When I trained the people who would carry messages across the border, I did not teach them theology first. I taught them navigation. How to read terrain. How to identify patrol patterns. How to move quietly. How to react to the unexpected.

The theology was the reason. The navigation was the survival skill.

In the digital age, the equivalent survival skill is digital literacy. Not the ability to use a smartphone. The ability to use it without being monitored, tracked, or compromised by entities whose interests do not align with yours.

What Digital Literacy Actually Means

Digital literacy, as commonly understood, means the ability to use digital tools. This is insufficient. It is like defining literacy as the ability to hold a pen.

Digital literacy, in any meaningful sense, includes:

Understanding what your devices reveal about you. Your phone broadcasts your location continuously. Your browser records your interests. Your social media activity constructs a profile that is available to advertisers, governments, and anyone who purchases the data. Knowing this is the first step toward managing it.

Understanding the difference between security and privacy. Security means your communications cannot be intercepted by unauthorized parties. Privacy means your metadata – who you communicate with, when, how often – is not available. Most “secure” tools provide the first but not the second. Understanding this distinction is critical for anyone whose communication patterns are themselves sensitive.

Knowing how to evaluate tools. Not every tool that claims to be secure is secure. The ability to assess a tool’s security properties – is it open source? Has it been independently audited? What is its jurisdiction? What data does it collect? – is a survival skill in an environment where false security is worse than no security.
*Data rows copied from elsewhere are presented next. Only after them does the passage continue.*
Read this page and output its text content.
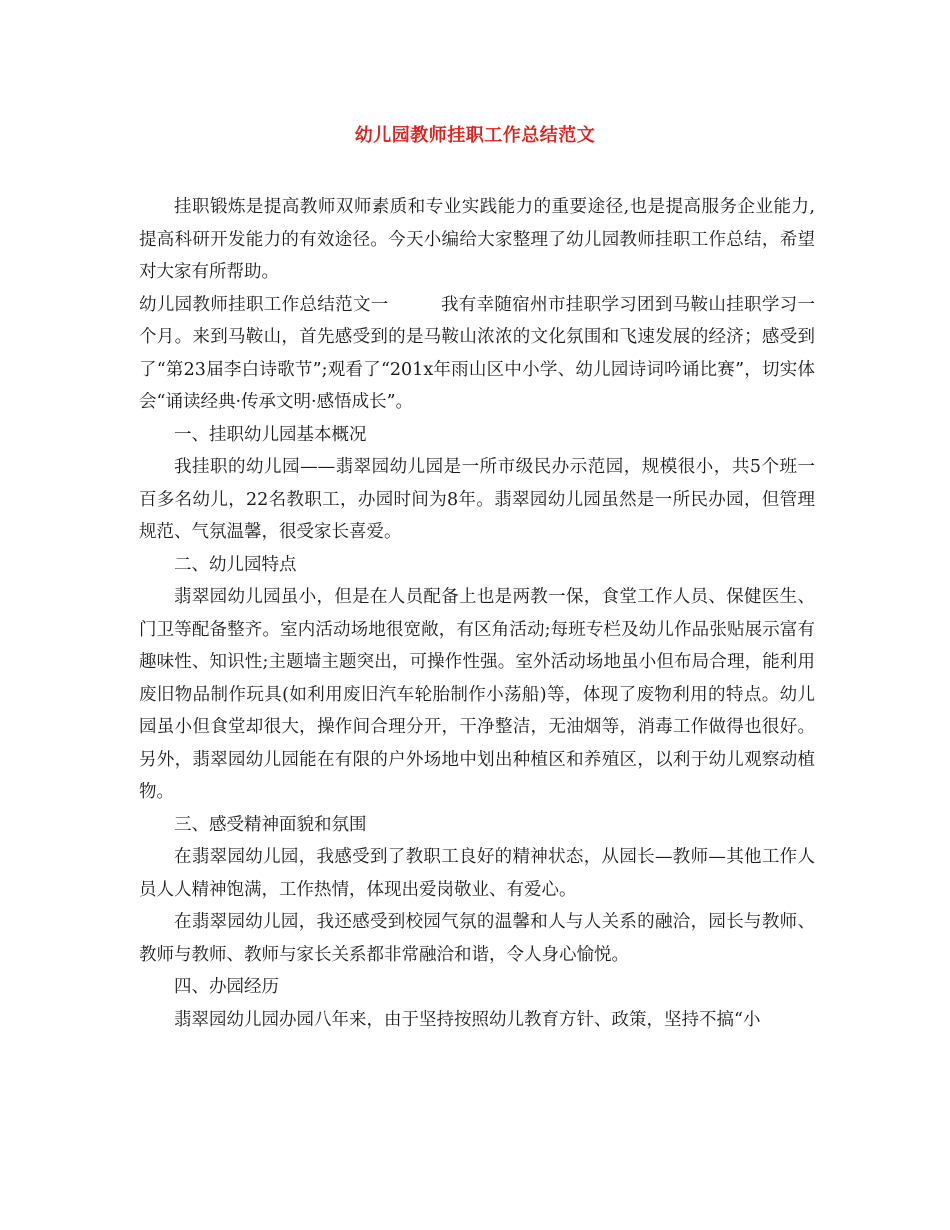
幼儿园教师挂职工作总结范文

挂职锻炼是提高教师双师素质和专业实践能力的重要途径,也是提高服务企业能力,提高科研开发能力的有效途径。今天小编给大家整理了幼儿园教师挂职工作总结，希望对大家有所帮助。

幼儿园教师挂职工作总结范文一	我有幸随宿州市挂职学习团到马鞍山挂职学习一个月。来到马鞍山，首先感受到的是马鞍山浓浓的文化氛围和飞速发展的经济；感受到了“第23届李白诗歌节”;观看了“201x年雨山区中小学、幼儿园诗词吟诵比赛”，切实体会“诵读经典·传承文明·感悟成长”。

一、挂职幼儿园基本概况

我挂职的幼儿园——翡翠园幼儿园是一所市级民办示范园，规模很小，共5个班一百多名幼儿，22名教职工，办园时间为8年。翡翠园幼儿园虽然是一所民办园，但管理规范、气氛温馨，很受家长喜爱。

二、幼儿园特点

翡翠园幼儿园虽小，但是在人员配备上也是两教一保，食堂工作人员、保健医生、门卫等配备整齐。室内活动场地很宽敞，有区角活动;每班专栏及幼儿作品张贴展示富有趣味性、知识性;主题墙主题突出，可操作性强。室外活动场地虽小但布局合理，能利用废旧物品制作玩具(如利用废旧汽车轮胎制作小荡船)等，体现了废物利用的特点。幼儿园虽小但食堂却很大，操作间合理分开，干净整洁，无油烟等，消毒工作做得也很好。另外，翡翠园幼儿园能在有限的户外场地中划出种植区和养殖区，以利于幼儿观察动植物。

三、感受精神面貌和氛围

在翡翠园幼儿园，我感受到了教职工良好的精神状态，从园长—教师—其他工作人员人人精神饱满，工作热情，体现出爱岗敬业、有爱心。

在翡翠园幼儿园，我还感受到校园气氛的温馨和人与人关系的融洽，园长与教师、教师与教师、教师与家长关系都非常融洽和谐，令人身心愉悦。

四、办园经历

翡翠园幼儿园办园八年来，由于坚持按照幼儿教育方针、政策，坚持不搞“小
Understanding threat models. The security measures appropriate for a journalist protecting a source are different from those appropriate for an activist organizing a protest, which are different from those appropriate for a citizen who simply wants to browse the internet without being profiled. Knowing your threat model – what you are protecting, from whom, at what cost – is the foundation of all practical security decisions.

Who Needs This

Everyone. But not equally.

The person living in a country with a free press, an independent judiciary, and robust privacy laws needs digital literacy for personal protection. The stakes are privacy, identity, and financial security.

The person living in a country where the government monitors communications, criminalizes dissent, and uses digital surveillance as a tool of repression needs digital literacy for physical survival. The stakes are arrest, imprisonment, and death.

The gap between these two contexts is the gap between convenience and necessity. And the people who need digital literacy most urgently are the ones least likely to have access to it, because the governments that make digital literacy a survival skill are the same governments that restrict access to the education that provides it.

What I Propose

Digital literacy education should be treated with the same urgency as conventional literacy. Not as a technical elective. As a fundamental capability for participation in modern civic life.

This education should be available to everyone, but it should be designed for the people who need it most: journalists in restrictive environments, activists under surveillance, ordinary citizens in countries where the state monitors digital communications.

The curriculum should be practical, not theoretical. How to use encrypted messaging. How to browse anonymously. How to assess whether a tool is trustworthy. How to respond to a compromised device. How to communicate securely when the primary channels are shut down.

And the curriculum should be delivered through the channels that reach the people who need it, which means local languages, offline-accessible formats, and distribution networks that do not depend on the same infrastructure the government controls.

The Standard

The person who cannot read is dependent on the person who can. The person who cannot navigate the digital environment securely is dependent on the entities that control it.

Digital literacy is not a technical skill. It is autonomy. It is the capacity to operate in the digital environment without being subject to the unilateral control of the entities that built it.

Teach it. Fund it. Protect the people who deliver it.

The border between connection and isolation is digital now. The ability to cross it safely is the survival skill of our time.